About the 2010 Alliance to Roll Back Taxes

The Alliance to Roll Back Taxes was a non-partisan, grassroots campaign committee formed to put the 2010 Massachusetts ballot initiative to Roll Back the State Sales Tax to 3% (“Question 3″) on the ballot. Question 3 gave voters a way to vote themselves a sizable tax cut on November 2, 2010. 966,973 of them (43%) voted Yes. While it did not become law, and the state sales tax remains 6.25%, the initiative spurred broad media coverage. Question 3 to roll back the sales tax was the opening topic of gubernatorial debates that year and was talked about extensively on talk radio and at dinner tables across the state.

The Alliance represented everyday workers and taxpayers from all walks of life who believe taxes are too high and government spending is too high.

The Alliance was funded by individuals who made modest donations and who would get no government hand-out in return.

In contrast, the opponents of the Alliance were groups which profiteer from high taxes, high government spending, and government protections: Teachers Unions, Government Employee Unions, Government Contractor Unions and politically-connected corporations.

More than 99% of the opposition’s donations come from government-funded Special Interests, i.e., paid for by your tax dollars – not from the general support of individual taxpayers and voters.

The campaign was formed by co-sponsors Carla Howell, Chair, and Michael Cloud.
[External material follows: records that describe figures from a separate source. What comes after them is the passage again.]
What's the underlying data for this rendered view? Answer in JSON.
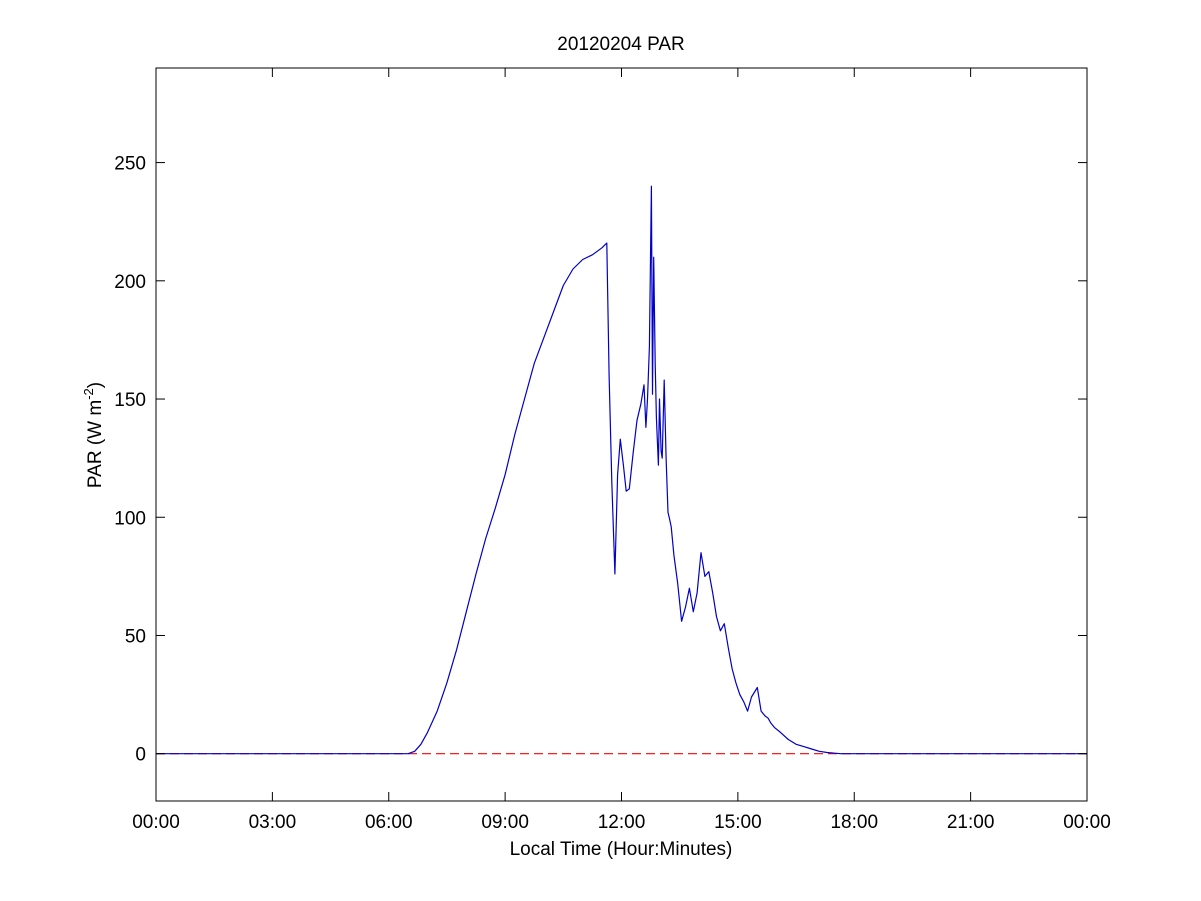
{
  "chart_data": {
    "type": "line",
    "title": "20120204 PAR",
    "xlabel": "Local Time (Hour:Minutes)",
    "ylabel": {
      "main": "PAR (W m",
      "sup": "-2",
      "close": ")"
    },
    "xlim": [
      0,
      24
    ],
    "ylim": [
      -20,
      290
    ],
    "x_ticks": [
      {
        "value": 0,
        "label": "00:00"
      },
      {
        "value": 3,
        "label": "03:00"
      },
      {
        "value": 6,
        "label": "06:00"
      },
      {
        "value": 9,
        "label": "09:00"
      },
      {
        "value": 12,
        "label": "12:00"
      },
      {
        "value": 15,
        "label": "15:00"
      },
      {
        "value": 18,
        "label": "18:00"
      },
      {
        "value": 21,
        "label": "21:00"
      },
      {
        "value": 24,
        "label": "00:00"
      }
    ],
    "y_ticks": [
      {
        "value": 0,
        "label": "0"
      },
      {
        "value": 50,
        "label": "50"
      },
      {
        "value": 100,
        "label": "100"
      },
      {
        "value": 150,
        "label": "150"
      },
      {
        "value": 200,
        "label": "200"
      },
      {
        "value": 250,
        "label": "250"
      }
    ],
    "grid": false,
    "series": [
      {
        "color": "#0000c8",
        "style": "solid",
        "x": [
          0,
          6.5,
          6.67,
          6.83,
          7.0,
          7.25,
          7.5,
          7.75,
          8.0,
          8.25,
          8.5,
          8.75,
          9.0,
          9.25,
          9.5,
          9.75,
          10.0,
          10.25,
          10.5,
          10.75,
          11.0,
          11.25,
          11.5,
          11.62,
          11.68,
          11.75,
          11.83,
          11.9,
          11.97,
          12.05,
          12.12,
          12.2,
          12.3,
          12.4,
          12.5,
          12.58,
          12.63,
          12.67,
          12.72,
          12.77,
          12.8,
          12.83,
          12.87,
          12.9,
          12.95,
          12.98,
          13.02,
          13.05,
          13.1,
          13.15,
          13.2,
          13.23,
          13.28,
          13.35,
          13.45,
          13.55,
          13.65,
          13.75,
          13.85,
          13.95,
          14.05,
          14.15,
          14.25,
          14.35,
          14.45,
          14.55,
          14.65,
          14.75,
          14.85,
          14.95,
          15.05,
          15.15,
          15.25,
          15.35,
          15.5,
          15.6,
          15.7,
          15.78,
          15.85,
          15.95,
          16.1,
          16.3,
          16.5,
          16.7,
          16.9,
          17.1,
          17.3,
          17.5,
          17.65,
          17.8,
          18.0,
          24.0
        ],
        "y": [
          0,
          0,
          1,
          4,
          9,
          18,
          30,
          44,
          60,
          76,
          91,
          104,
          118,
          135,
          150,
          165,
          176,
          187,
          198,
          205,
          209,
          211,
          214,
          216,
          160,
          115,
          76,
          118,
          133,
          122,
          111,
          112,
          127,
          141,
          148,
          156,
          138,
          150,
          172,
          240,
          152,
          210,
          165,
          142,
          122,
          150,
          128,
          125,
          158,
          125,
          102,
          100,
          96,
          84,
          72,
          56,
          62,
          70,
          60,
          68,
          85,
          75,
          77,
          68,
          58,
          52,
          55,
          45,
          36,
          30,
          25,
          22,
          18,
          24,
          28,
          18,
          16,
          15,
          13,
          11,
          9,
          6,
          4,
          3,
          2,
          1,
          0.5,
          0.2,
          0,
          0,
          0,
          0
        ]
      },
      {
        "color": "#ff0000",
        "style": "dashed",
        "x": [
          0,
          24
        ],
        "y": [
          0,
          0
        ]
      }
    ]
  }
}
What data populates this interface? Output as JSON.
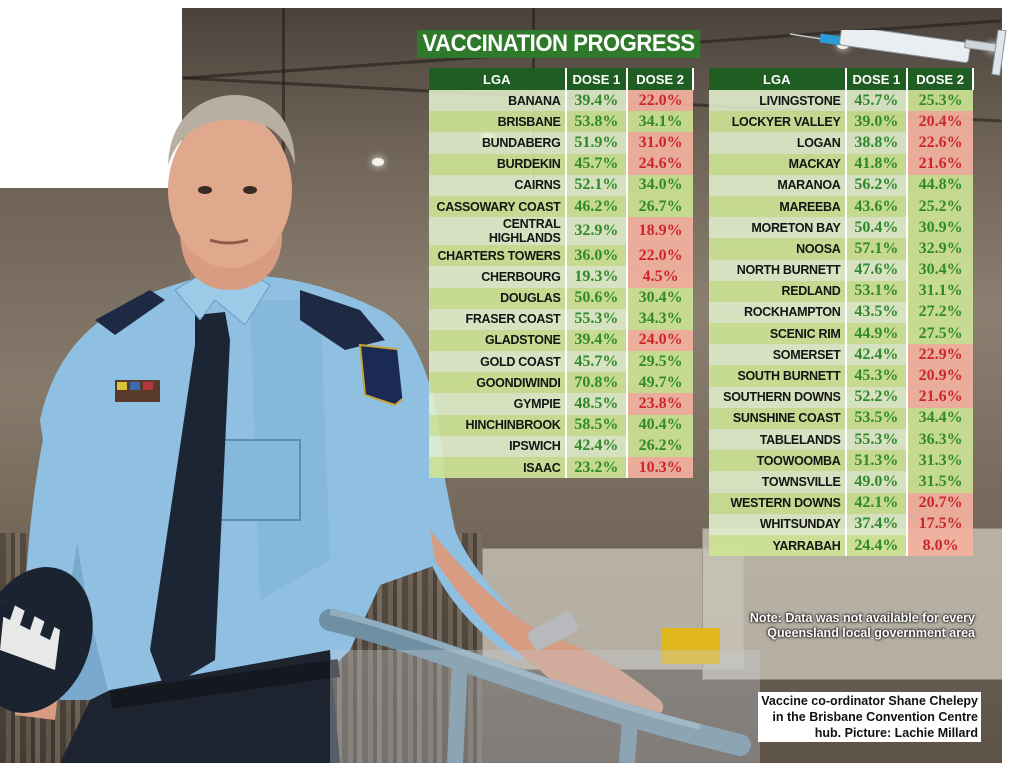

This was the third ballot initiative campaign that they spearheaded to offer Massachusetts voters substantial, broad-based tax cuts. In 2002 and 2008, they ran ballot initiatives to End the Income Tax (both termed “Question 1”).

Ballot initiatives are – bar none – the single most powerful tool available to voters in states that allow them. In fact, they are the only means currently available to substantially cut taxes in Massachusetts (or just about anywhere). They give voters a chance to directly cut their own taxes and force overdue cuts in government spending.

Getting an initiative on the ballot takes a lot of money and the work of many dedicated volunteers. Only a handful of groups managed to put just one statewide tax cut initiative on the Massachusetts ballot in the 20 years preceding the 2010 Question 3 initiative. Tax-cut supporters succeeded in qualifying Question 3 in 2010 on a barebones budget, as well as the two end-the-income ballot initiatives in 2002 and 2008. Massachusetts law requires supporters of each initiative to collect thousands of signatures statewide over two separate signature drives (one in the fall of the year before the election, and another in the spring of the election year). Question 3 supporters had only 3 months total to collect over 111,000 signatures, while meeting the rigorous requirements of Massachusetts ballot initiative law, to get the initiative on the ballot.

Both of the end-the-income-tax ballot initiatives demonstrated that bold tax cuts enjoy broad support, even in left-leaning Massachusetts. Both initiatives won nearly a million votes in the face of overwhelming opposition from special interests, the mainstream media, and incumbent politicians. The 2002 initiative to End the Income Tax nearly won with 45% of the vote. The 2008 End the Income Tax initiative got even more votes, won endorsements from the Wall Street Journal and Steve Forbes, and forced the opposition to spend $7 million to defeat it.

Carla Howell and Michael Cloud have run for public office in Massachusetts. Carla Howell ran for Governor in 2002; for U.S. Senate in 2000; and for State Auditor in 1998, winning the endorsement of the Boston Herald. Michael Cloud ran for U.S. Senate in 2002.

The late Kamal Jain of Lowell, MA, who was also a sponsor of and spokesperson for ballot Question 3, ran for State Auditor in Massachusetts in 2010 and spearheaded the Total Transparency Plan aimed at bringing total financial transparency of state spending to every Massachusetts taxpayer.

Rich Aucoin of Worcester and Charles Ormsby of North Andover were also spokespersons for Question 3.

Carla Howell and Michael Cloud  head the Center For Small Government, a unique organization focused on specific actions necessary to shrink the size, scope, authority, taxation and spending of today’s Big Government.